Yes, I was a holder of the complete toolset which was supplied on tape starting from the mid/late 60's (cannot remember the exact date) onwards.

KTSnowy commented 1 year ago

Hey @vbcoen, does this mean that we could update the NIST tests for COBOL 2023 and redistribute them here?

Any subsequent updates to NIST has to be within the original copyright and was the equivalent of O/S.

I wasn't able to find any license or copyright notice, so I wasn't sure which license the repo for the updated one should have. I'd love to update it to COBOL 2023 and include more tests for object oriented features.

Do you know if we would be allowed to redistribute it under the Apache-2.0 license with a NIST copyright notice?

GitMensch commented 1 year ago

The test suite is made public available on https://www.itl.nist.gov/div897/ctg/cobol_form.htm When strictly following what it contains it is "free for use, but not for distribution".

I did ask NIST once about the copyright and also the option to distribute it, the response was:

The COBOL suite is actually owned by the NCC. Please contact them at http://www.ncc.co.uk/

But this website of the National Computing Centre (NCC) [an UK organization] is down, so one should likely ask the NCC Group group.
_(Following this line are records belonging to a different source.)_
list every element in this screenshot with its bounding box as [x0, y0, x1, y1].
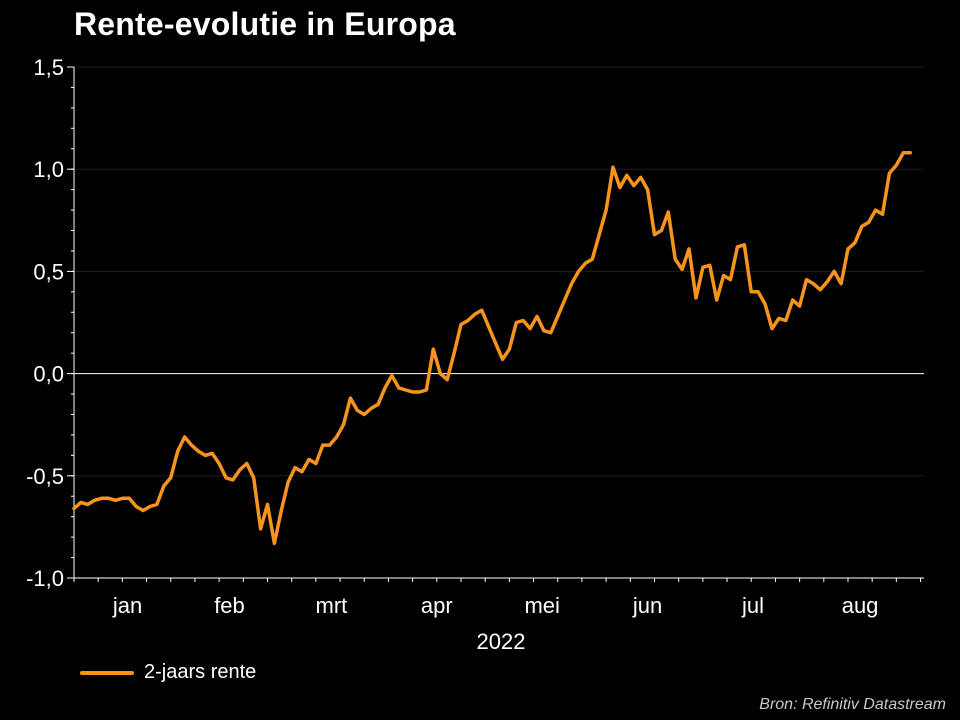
x-tick-label: jan: [112, 593, 142, 618]
x-tick-label: jul: [741, 593, 764, 618]
series-lines: [72, 151, 912, 546]
axes: [73, 67, 924, 579]
y-tick-label: 0,0: [33, 362, 64, 387]
legend: 2-jaars rente: [80, 661, 256, 684]
legend-swatch: [80, 670, 134, 675]
legend-label: 2-jaars rente: [144, 661, 257, 683]
x-tick-label: mrt: [316, 593, 348, 618]
series-line-2-jaars-rente: [72, 151, 912, 546]
x-tick-labels: jan feb mrt apr mei jun jul aug: [112, 593, 879, 618]
x-tick-label: feb: [214, 593, 245, 618]
x-axis-year-label: 2022: [477, 629, 526, 654]
x-tick-label: jun: [632, 593, 662, 618]
source-note: Bron: Refinitiv Datastream: [759, 696, 946, 713]
y-tick-label: -1,0: [26, 566, 64, 591]
y-tick-label: 1,5: [33, 55, 64, 80]
x-tick-label: apr: [421, 593, 453, 618]
y-tick-label: 1,0: [33, 157, 64, 182]
tick-marks: [67, 66, 922, 582]
y-tick-label: 0,5: [33, 259, 64, 284]
chart-title: Rente-evolutie in Europa: [74, 6, 456, 42]
x-tick-label: mei: [524, 593, 559, 618]
y-tick-labels: -1,0 -0,5 0,0 0,5 1,0 1,5: [26, 55, 64, 591]
x-tick-label: aug: [842, 593, 879, 618]
grid-lines: [74, 66, 924, 477]
y-tick-label: -0,5: [26, 464, 64, 489]
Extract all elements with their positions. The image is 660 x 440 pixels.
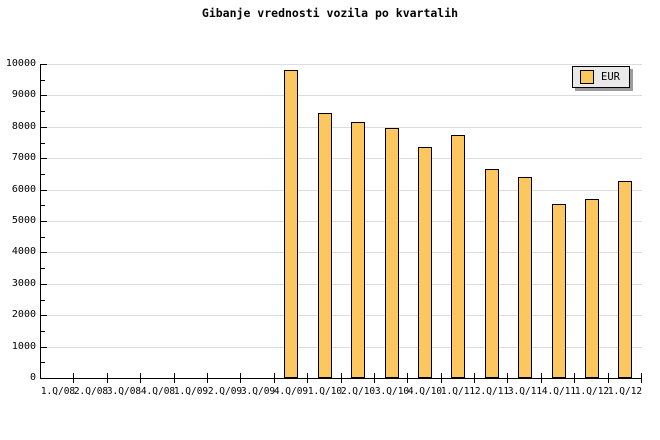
x-axis-label: 1.Q/10: [307, 386, 343, 397]
x-axis-tick: [540, 373, 542, 383]
y-axis-label: 9000: [11, 89, 36, 101]
y-axis-tick: [41, 346, 47, 348]
x-axis-label: 3.Q/10: [374, 386, 410, 397]
gridline: [41, 283, 642, 285]
y-axis-label: 1000: [11, 340, 36, 352]
legend-label: EUR: [601, 71, 620, 83]
y-axis-label: 2000: [11, 309, 36, 321]
x-axis-tick: [474, 373, 476, 383]
x-axis-tick: [641, 373, 642, 383]
y-axis-minor-tick: [41, 111, 45, 113]
x-axis-label: 1.Q/08: [40, 386, 76, 397]
x-axis-tick: [373, 373, 375, 383]
x-axis-label: 3.Q/09: [240, 386, 276, 397]
y-axis-minor-tick: [41, 268, 45, 270]
y-axis-tick: [41, 283, 47, 285]
legend: EUR: [572, 66, 630, 88]
y-axis-minor-tick: [41, 299, 45, 301]
y-axis-minor-tick: [41, 79, 45, 81]
y-axis-tick: [41, 158, 47, 160]
y-axis-label: 3000: [11, 277, 36, 289]
x-axis-tick: [307, 373, 309, 383]
gridline: [41, 346, 642, 348]
x-axis-label: 4.Q/10: [407, 386, 443, 397]
y-axis-label: 4000: [11, 246, 36, 258]
y-axis-tick: [41, 252, 47, 254]
x-axis-label: 2.Q/10: [340, 386, 376, 397]
x-axis-label: 4.Q/08: [140, 386, 176, 397]
chart-title: Gibanje vrednosti vozila po kvartalih: [201, 6, 459, 20]
x-axis-tick: [340, 373, 342, 383]
y-axis-tick: [41, 95, 47, 97]
x-axis-label: 1.Q/11: [440, 386, 476, 397]
x-axis-label: 1.Q/12: [607, 386, 643, 397]
x-axis-label: 2.Q/08: [73, 386, 109, 397]
gridline: [41, 95, 642, 97]
y-axis-label: 7000: [11, 152, 36, 164]
x-axis-label: 3.Q/11: [507, 386, 543, 397]
x-axis-label: 4.Q/11: [541, 386, 577, 397]
y-axis-tick: [41, 189, 47, 191]
x-axis-label: 2.Q/09: [207, 386, 243, 397]
x-axis-tick: [206, 373, 208, 383]
bar: [318, 113, 332, 378]
y-axis-minor-tick: [41, 362, 45, 364]
bar: [418, 147, 432, 378]
y-axis-minor-tick: [41, 173, 45, 175]
plot-area: 0 1000 2000 3000 4000 5000 6000 7000 8000 9000 100…: [6, 59, 642, 397]
x-axis-label: 4.Q/09: [273, 386, 309, 397]
y-axis-tick: [41, 221, 47, 222]
x-axis-tick: [507, 373, 509, 383]
y-axis-minor-tick: [41, 205, 45, 207]
y-axis-label: 8000: [11, 120, 36, 132]
y-axis-label: 5000: [11, 215, 36, 226]
x-axis-tick: [106, 373, 108, 383]
gridline: [41, 158, 642, 160]
gridline: [41, 126, 642, 128]
gridline: [41, 189, 642, 191]
gridline: [41, 315, 642, 317]
y-axis-minor-tick: [41, 142, 45, 144]
x-axis-tick: [273, 373, 275, 383]
x-axis-label: 1.Q/09: [173, 386, 209, 397]
legend-swatch-icon: [580, 70, 594, 84]
bar: [552, 204, 566, 378]
bar: [284, 70, 298, 378]
gridline: [41, 221, 642, 222]
x-axis-tick: [574, 373, 576, 383]
x-axis-label: 2.Q/11: [474, 386, 510, 397]
bar: [485, 169, 499, 378]
bar: [351, 122, 365, 378]
y-axis-label: 0: [29, 372, 36, 383]
x-axis-label: 3.Q/08: [106, 386, 142, 397]
gridline: [41, 252, 642, 254]
bar: [585, 199, 599, 378]
y-axis-tick: [41, 315, 47, 317]
gridline: [41, 64, 642, 65]
x-axis-tick: [173, 373, 175, 383]
y-axis-label: 10000: [5, 58, 36, 69]
y-axis-minor-tick: [41, 236, 45, 238]
y-axis-tick: [41, 126, 47, 128]
x-axis-tick: [240, 373, 242, 383]
x-axis-label: 1.Q/12: [574, 386, 610, 397]
x-axis-tick: [440, 373, 442, 383]
x-axis-tick: [607, 373, 609, 383]
bar: [618, 181, 632, 378]
bar: [518, 177, 532, 378]
bar: [451, 135, 465, 378]
x-axis-tick: [73, 373, 75, 383]
bar: [385, 128, 399, 378]
y-axis-minor-tick: [41, 330, 45, 332]
x-axis-tick: [407, 373, 409, 383]
y-axis-label: 6000: [11, 183, 36, 195]
x-axis-tick: [140, 373, 142, 383]
y-axis-tick: [41, 64, 47, 65]
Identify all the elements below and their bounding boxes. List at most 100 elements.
Could you try to do that (the most important thing would be to ask for the person responsible for the NIST85 testsuite)?

KTSnowy commented 1 year ago

Hey @GitMensch, I just sent them an email. I'll let you know what they said as soon as I receive an email back from them.

GitMensch commented 1 year ago

Any updates concerning the distribution possibility of an adjusted version?

What about using it locally (as it is done with GnuCOBOL) - at least checking some of the test groups possibly with an additional preprocessor that handles "obscure" things like line continuation?

KTSnowy commented 1 year ago

Any updates concerning the distribution possibility of an adjusted version?

I haven't received any replies from them yet, which makes me a bit worried about modifying and redistributing the test suite.

We don't know who actually owns the copyright right now (and can't contact them), and it doesn't have a license attached to it. So in the future if the copyright holder shows up and decides that they want to enforce the copyright in a proprietary way, we'd probably be in a lot of legal trouble.

Legally speaking we can't really do anything with the test suite (other than run it locally) without a license that explicitly gives us the rights to modify and redistribute.

GitMensch commented 1 year ago

Legally speaking we can't really do anything with the test suite (other than run it locally) without a license that explicitly gives us the rights to modify and redistribute.

Sure, that's the current state. So... What about running it locally (or at least try to handle the test source that you get when using make -C tests/cobol85 modules in GnuCOBOL)?